I corrected him—he who had rehearsed me to deliver stinging ultimata to Dr. Kennick; he who made me revoke my letter of resignation. He who'd been grievance chairman of the nurses' union for two terms—

“Really?” asked Sylvie. “You were grievance chair?”

“Someone's got to do it,” he said.

“I was cochair of professional development in the union,” said Meredith.

“Cool,” said Sylvie. “Is that how you met?”

“No,” said Leo. “Our tenures never overlapped.”

“I was his sister-in-law's midwife,” said Meredith.

“And Uncle Leo was working that night, so of course I popped in.”

“Every twenty minutes,” said Meredith.

“I was nervous,” he said. “It was Christopher's first.”

I could see Meredith didn't like that—invoking the father's name instead of the mother's—but she turned her face toward the window, aborting another debate. I hadn't seen this side of Leo, his rising to the occasion for the sake of an audience, his willfully striving to get someone's goat.

AND NOW THE
four of us were seated at Pho Saigon, the team of Meredith and Leo opposite the team of Sylvie and me. Finally, Meredith excused herself with a pregnant woman's shrug—uterus impinging on bladder, it reminded us; indulge me. As soon as she was ten feet away, Leo leaned forward and said, “I couldn't help it. She just assumed she was invited, so I couldn't tell her to stay home.”

“It's fine,” I said.

“So let me jump in and ask while she's out of earshot,” said Sylvie. “Are you in love with this woman?”

Leo looked up toward the passage that led to the ladies' room, then down at the menu. “I'd have to say no.”

“But now she's pregnant, and you're a reliable and responsible kind of guy?”

Leo said, “I seem to have this conversation every time I sit around a table.”

I asked if he'd had this conversation around his mother's table yet.

“You don't seem to realize what that involves,” he said, “or how it would upset my mother and several of her female children.”

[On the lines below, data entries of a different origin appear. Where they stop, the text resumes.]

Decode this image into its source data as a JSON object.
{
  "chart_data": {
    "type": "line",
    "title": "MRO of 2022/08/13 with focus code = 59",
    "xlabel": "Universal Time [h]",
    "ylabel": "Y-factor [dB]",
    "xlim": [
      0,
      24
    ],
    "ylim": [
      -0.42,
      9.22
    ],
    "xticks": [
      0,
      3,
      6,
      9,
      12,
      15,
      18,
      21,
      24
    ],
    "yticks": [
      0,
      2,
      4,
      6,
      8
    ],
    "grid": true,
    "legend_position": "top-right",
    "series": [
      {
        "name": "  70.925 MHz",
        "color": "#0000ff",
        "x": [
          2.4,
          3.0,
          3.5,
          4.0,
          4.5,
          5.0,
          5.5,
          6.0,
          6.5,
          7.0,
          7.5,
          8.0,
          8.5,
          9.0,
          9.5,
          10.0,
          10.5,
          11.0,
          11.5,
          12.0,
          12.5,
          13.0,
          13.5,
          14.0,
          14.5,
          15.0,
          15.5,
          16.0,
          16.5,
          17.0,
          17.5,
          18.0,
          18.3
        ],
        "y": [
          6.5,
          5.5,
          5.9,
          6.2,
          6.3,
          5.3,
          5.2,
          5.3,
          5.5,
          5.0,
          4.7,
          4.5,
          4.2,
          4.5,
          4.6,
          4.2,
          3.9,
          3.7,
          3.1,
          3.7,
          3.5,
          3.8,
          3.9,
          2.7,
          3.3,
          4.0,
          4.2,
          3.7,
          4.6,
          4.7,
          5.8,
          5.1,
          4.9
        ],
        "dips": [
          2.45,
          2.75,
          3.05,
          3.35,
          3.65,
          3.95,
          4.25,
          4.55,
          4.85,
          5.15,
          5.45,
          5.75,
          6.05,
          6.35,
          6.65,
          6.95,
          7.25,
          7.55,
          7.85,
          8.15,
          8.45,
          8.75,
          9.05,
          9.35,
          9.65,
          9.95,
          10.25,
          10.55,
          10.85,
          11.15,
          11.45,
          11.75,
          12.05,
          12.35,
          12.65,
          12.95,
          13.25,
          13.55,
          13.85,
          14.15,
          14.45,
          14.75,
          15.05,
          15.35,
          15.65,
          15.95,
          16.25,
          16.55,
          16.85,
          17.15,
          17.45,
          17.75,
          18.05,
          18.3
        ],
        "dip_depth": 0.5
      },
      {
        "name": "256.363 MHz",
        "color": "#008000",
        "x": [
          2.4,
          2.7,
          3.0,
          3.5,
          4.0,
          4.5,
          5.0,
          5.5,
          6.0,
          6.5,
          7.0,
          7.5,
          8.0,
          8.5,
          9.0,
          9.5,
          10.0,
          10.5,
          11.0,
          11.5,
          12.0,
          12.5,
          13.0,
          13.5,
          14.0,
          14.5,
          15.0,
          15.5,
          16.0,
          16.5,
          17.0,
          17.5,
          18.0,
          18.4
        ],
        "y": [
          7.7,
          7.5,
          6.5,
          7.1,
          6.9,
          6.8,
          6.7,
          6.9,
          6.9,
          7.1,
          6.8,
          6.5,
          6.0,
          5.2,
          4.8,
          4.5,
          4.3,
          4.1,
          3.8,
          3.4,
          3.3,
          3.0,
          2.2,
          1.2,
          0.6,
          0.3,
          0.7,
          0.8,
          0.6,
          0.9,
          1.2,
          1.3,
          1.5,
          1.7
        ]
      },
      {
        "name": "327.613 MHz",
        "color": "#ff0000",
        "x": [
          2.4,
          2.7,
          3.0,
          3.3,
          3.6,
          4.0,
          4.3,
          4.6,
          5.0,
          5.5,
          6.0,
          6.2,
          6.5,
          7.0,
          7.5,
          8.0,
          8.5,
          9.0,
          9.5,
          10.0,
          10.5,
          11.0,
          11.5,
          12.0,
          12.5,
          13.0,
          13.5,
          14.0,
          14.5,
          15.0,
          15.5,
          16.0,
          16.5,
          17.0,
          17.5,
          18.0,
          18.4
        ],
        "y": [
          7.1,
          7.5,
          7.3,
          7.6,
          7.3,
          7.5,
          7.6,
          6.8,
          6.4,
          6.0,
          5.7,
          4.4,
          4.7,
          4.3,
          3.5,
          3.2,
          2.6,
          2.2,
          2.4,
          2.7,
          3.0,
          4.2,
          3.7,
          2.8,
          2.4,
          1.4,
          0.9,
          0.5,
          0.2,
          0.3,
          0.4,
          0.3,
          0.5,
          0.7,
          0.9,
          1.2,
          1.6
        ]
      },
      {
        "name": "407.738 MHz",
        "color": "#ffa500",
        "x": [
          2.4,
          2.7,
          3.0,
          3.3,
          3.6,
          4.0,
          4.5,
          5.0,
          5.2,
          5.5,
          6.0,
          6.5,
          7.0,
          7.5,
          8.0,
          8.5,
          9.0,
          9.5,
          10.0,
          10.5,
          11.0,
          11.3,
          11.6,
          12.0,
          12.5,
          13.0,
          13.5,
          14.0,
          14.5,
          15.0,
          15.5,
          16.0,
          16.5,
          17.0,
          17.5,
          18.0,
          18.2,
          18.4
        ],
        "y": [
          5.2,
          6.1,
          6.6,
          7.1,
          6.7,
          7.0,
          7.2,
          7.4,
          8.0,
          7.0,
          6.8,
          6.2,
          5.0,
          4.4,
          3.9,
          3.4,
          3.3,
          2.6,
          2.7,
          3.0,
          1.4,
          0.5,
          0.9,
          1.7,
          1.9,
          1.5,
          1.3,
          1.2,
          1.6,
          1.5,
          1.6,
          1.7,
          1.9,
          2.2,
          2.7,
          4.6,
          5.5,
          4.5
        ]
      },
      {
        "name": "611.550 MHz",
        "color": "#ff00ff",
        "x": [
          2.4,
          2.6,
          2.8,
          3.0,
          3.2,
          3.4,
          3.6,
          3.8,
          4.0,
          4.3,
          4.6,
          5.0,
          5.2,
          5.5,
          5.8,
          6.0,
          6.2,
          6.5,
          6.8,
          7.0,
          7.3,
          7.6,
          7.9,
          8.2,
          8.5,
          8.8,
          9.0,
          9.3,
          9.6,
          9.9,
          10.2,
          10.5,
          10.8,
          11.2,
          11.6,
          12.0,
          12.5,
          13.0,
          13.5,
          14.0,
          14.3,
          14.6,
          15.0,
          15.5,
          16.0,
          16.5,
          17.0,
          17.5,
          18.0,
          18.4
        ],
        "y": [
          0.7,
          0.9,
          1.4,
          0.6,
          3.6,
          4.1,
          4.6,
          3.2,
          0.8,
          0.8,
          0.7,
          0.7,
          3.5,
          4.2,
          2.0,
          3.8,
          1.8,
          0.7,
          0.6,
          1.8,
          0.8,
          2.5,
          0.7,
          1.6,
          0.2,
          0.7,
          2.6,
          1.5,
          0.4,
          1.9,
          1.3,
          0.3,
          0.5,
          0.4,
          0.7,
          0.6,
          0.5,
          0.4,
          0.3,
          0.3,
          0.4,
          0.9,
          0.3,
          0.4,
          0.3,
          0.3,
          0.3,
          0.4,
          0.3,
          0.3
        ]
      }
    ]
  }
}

“In this day and age?” asked Sylvie.

“She's a devout Catholic,” said Leo, “so her take on it would be personal anguish over the fact that I won't be with her for all eternity because of my sins.”

“And you believe that?” asked Sylvie.

“It doesn't matter what I believe. It's my mother's belief that's going to drive her to her bed.”

I said, “I've met his mother. She doesn't strike me as the type that falls apart too easily.”

Leo looked up as there was movement in the restroom alcove: Meredith rejoining us.

“Everyone's looking very solemn,” she said.

“We were discussing my mother,” said Leo.

“I see,” said Meredith. She opened her menu and appeared to read every classification conscientiously.

Leo turned to me. “So, Alice? How's the boyfriend?”

I answered, borrowing a phrase from modern life as overheard in the cafeteria, “Oh . . . Ray and I are having fun together. I take it one day at a time.”

Meredith looked up. “Is he good company? Which is to say . . . do you find a lot of common ground?”

“She means,” said Leo, smiling as if he were about to say something obliging, “that he seems not too bright.”

Sylvie laughed. Meredith said, “Leo!”

I said, “Maybe you don't know him as well as you think you do. Or maybe a person can be good company for reasons that have nothing to do with IQ.”

“I think Alice is in love,” said Meredith.

“Let me answer that,” said Sylvie. “Alice is finding something in Ray that isn't obvious to the outside observer—me included.”

I said, “People have noticed improvements in me.”

“Such as?” asked Meredith.

“I'm getting by on less sleep. I'm observedly less apprehensive at work. I sometimes say what's on my mind. I'm getting a television.”

“You're dressing up,” said Leo, and flicked one of his own earlobes to acknowledge my new ornamentation.

“So—” Sylvie added cheerfully, “it looks like I'm the only one who needs a boyfriend.”

Leo blinked comically, as if picking up the strains of something faint. “That radio call-in show?” he said. “I keep hearing female voices asking for romantic advice.” His head-swiveling attracted the attention of a waiter, who called from two tables over, “Be right there.”

“Three Vietnamese beers?” Leo asked us.

“Sure,” said Sylvie and I.

“Do you have milk?” Meredith called across to the waiter. “I don't see it on the menu, and I'm pregnant.”